One of the primary ways in which Basques express their culture is through music, and a revival of folk instruments has been, pardon the pun, instrumental in developing a unique sound. Possibly one of the most unique and thus identifiable instruments is the txalaparta. In its simplest form, the txalaparta is simply a set of wooden planks (maybe only one) that are supported by either baskets, chairs, or boxes and are pounded with wooden mallets. Percussive music is made by where the plank is hit, with different notes resonating depending on location. Typically, the txalaparta is played by two players.

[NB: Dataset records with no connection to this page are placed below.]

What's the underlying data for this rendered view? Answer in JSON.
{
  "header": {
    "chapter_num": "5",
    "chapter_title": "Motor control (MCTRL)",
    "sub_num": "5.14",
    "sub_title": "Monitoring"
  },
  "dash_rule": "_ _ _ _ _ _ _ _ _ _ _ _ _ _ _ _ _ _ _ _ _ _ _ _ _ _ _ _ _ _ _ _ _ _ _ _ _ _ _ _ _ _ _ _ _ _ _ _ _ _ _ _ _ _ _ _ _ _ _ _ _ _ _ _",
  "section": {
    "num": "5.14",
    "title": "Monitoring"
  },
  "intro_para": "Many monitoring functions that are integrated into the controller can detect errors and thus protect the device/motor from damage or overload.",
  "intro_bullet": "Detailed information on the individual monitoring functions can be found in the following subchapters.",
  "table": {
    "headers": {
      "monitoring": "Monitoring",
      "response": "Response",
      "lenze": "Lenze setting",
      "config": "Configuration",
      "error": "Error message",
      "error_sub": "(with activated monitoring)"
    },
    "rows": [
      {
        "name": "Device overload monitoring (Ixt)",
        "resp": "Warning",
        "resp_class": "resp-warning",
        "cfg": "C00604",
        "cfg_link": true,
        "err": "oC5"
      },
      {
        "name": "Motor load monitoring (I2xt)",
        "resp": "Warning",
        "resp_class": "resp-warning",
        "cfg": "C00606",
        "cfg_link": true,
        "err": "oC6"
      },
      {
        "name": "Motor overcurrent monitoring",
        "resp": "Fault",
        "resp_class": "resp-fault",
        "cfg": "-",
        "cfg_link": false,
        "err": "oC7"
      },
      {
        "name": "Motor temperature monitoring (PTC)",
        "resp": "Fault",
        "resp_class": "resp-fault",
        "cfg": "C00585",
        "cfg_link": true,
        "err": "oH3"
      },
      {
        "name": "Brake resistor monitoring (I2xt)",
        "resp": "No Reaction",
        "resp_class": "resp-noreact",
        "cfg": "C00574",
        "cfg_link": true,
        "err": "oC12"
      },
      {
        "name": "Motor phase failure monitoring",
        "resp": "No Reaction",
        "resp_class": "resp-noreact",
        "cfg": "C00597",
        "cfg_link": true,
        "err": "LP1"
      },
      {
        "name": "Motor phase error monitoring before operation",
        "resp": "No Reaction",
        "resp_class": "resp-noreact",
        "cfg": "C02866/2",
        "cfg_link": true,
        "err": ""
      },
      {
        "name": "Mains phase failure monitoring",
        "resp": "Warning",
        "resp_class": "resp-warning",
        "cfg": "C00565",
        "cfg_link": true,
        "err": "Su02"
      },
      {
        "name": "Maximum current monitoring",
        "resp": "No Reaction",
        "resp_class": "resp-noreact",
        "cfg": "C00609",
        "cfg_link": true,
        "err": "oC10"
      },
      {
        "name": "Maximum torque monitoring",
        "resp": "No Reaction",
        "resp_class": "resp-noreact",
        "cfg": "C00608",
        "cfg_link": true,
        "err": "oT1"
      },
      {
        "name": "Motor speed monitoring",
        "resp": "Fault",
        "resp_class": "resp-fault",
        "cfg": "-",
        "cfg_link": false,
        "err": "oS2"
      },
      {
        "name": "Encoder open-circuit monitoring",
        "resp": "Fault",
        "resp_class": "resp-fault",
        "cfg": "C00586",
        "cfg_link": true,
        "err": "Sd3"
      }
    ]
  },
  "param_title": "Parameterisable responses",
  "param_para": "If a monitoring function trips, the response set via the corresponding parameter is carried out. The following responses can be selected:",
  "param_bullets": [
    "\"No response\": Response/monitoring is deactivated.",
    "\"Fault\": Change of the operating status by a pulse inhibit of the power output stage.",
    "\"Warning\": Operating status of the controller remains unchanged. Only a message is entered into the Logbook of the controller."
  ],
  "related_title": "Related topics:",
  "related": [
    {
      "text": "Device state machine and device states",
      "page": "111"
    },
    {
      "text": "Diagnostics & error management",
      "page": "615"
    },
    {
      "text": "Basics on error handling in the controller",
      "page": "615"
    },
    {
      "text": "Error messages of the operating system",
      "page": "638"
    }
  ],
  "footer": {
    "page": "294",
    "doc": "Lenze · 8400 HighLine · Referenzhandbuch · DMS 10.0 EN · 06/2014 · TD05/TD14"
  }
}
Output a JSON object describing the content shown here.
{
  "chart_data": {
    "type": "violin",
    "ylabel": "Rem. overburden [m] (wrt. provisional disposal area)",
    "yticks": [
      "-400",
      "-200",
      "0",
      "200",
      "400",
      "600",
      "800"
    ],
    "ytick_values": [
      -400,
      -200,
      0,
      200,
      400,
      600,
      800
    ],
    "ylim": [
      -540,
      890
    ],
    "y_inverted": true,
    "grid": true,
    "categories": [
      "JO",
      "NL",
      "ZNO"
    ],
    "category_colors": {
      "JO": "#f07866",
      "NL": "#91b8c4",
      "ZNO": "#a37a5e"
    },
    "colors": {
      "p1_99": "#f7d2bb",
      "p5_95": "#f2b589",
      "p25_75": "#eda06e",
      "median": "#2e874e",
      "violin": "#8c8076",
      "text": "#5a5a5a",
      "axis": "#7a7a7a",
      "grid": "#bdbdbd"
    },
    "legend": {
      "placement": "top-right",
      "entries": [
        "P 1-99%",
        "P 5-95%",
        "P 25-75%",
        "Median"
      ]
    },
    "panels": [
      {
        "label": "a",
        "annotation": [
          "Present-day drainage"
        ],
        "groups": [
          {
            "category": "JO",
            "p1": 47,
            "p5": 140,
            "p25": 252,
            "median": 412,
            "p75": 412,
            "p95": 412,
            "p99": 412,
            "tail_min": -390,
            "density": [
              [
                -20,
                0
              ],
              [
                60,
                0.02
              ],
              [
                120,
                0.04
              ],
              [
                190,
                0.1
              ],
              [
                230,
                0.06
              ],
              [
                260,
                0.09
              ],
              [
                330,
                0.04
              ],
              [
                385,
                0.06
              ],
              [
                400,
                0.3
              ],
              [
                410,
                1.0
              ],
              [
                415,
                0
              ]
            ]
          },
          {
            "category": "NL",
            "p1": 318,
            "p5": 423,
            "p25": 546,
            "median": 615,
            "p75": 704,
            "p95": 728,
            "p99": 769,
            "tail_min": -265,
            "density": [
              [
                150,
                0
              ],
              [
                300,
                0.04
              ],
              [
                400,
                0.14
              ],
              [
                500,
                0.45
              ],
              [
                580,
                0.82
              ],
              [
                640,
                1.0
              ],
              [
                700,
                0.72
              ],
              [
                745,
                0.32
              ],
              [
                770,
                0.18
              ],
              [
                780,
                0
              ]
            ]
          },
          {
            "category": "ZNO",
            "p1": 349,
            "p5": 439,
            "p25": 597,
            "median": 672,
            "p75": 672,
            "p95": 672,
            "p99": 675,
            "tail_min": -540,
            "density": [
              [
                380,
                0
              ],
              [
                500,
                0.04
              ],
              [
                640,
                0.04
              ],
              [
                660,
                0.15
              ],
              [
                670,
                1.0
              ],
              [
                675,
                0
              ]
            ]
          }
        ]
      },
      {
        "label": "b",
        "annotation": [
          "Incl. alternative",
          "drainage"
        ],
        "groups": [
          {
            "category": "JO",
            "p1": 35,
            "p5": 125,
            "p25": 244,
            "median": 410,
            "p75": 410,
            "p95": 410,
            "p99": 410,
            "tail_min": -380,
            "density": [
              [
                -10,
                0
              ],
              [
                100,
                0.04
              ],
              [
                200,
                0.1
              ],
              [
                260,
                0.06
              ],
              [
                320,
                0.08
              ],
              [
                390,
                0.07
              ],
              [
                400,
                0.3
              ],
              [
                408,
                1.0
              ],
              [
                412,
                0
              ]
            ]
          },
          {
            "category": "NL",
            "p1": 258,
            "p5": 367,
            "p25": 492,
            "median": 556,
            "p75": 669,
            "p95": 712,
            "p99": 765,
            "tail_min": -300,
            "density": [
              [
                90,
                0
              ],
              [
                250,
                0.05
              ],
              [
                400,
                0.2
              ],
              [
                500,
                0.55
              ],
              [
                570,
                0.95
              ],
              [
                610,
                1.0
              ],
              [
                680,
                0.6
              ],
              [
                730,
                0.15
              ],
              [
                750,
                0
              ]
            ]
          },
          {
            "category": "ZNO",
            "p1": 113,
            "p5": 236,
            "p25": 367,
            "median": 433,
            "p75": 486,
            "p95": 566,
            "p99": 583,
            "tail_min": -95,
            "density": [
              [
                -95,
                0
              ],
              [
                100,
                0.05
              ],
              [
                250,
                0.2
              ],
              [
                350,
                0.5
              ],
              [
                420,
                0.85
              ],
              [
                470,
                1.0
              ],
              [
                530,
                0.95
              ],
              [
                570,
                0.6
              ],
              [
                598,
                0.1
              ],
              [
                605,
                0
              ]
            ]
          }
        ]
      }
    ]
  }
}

Image from Youtube (you can hear these guys play here.)
  • Other variants of the txalaparta include the toberak, kirikoketa, ttinbilin-ttanbalan and ote-jotzea. These often arise from work. The kirikoketa, for example, is played at the fiesta celebrating the making of the cider, using the hammers and mallets used to smash the apples to hit the boards. Similarly, the ttinbilin-ttanbalan celebrates the placing of the center beam in a new house, using the chisels and hammers to make the music.
  • The txalaparta itself is related to cider making. In many cider houses around Donostia, when they were done making the cider, they would place the txalaparta outside and begin playing it. They often used the boards used to press the apples. This alerted the surrounding villages to the party. The villagers would come, where they would be “jumping, shouting, drinking cider, and playing and listening to the txalaparta until dawn” (Ramón Goikoetxea).
  • The toberak replace the wooden mallets and planks with metal rods and bars. These may have started, again, as a work task, taking the pipes from the forge and hitting them with hammers to knock soot loose, cleaning them. In modern txalaparta playing, in addition to metal and wood, glass and stone are sometimes used, all in combination.
  • There are typically two players, called ttakuna, tukutuna or bia (the two) and herrena (lame), urguna (lame), pikatzailea or bata (the one). They have different roles. One is responsible for creating the rhythm and the other dismantles that order, creating tension. They constantly speed up until it isn’t possible to maintain the tension any longer. While the rules for playing the txalaparta are strict, they also allow the players, through phrasing and rhythmic combinations, tone, intensity and tempo changes, to play with great freedom to develop their creativity and to improvise.

Primary source: Beltrán Argiñena, Juan Mari. Txalaparta. Enciclopedia Auñamendi, 2019. Available at:

6 thoughts on “Basque Fact of the Week: Txalaparta”

  1. I love being Basque!
    Thank you for this incredible information and the experience of hearing them play.
    Amazing. ??

  2. I love being Basque!
    Thank you for this incredible information and the experience of hearing them play.
    Amazing. ??

  3. What makes the txalaparta very different is the way it is hit. Almost all the world’s percussion instruments are hit by the stick in the way one uses a hammer, but for the txalaparta the stick is dropped vertically onto the wood.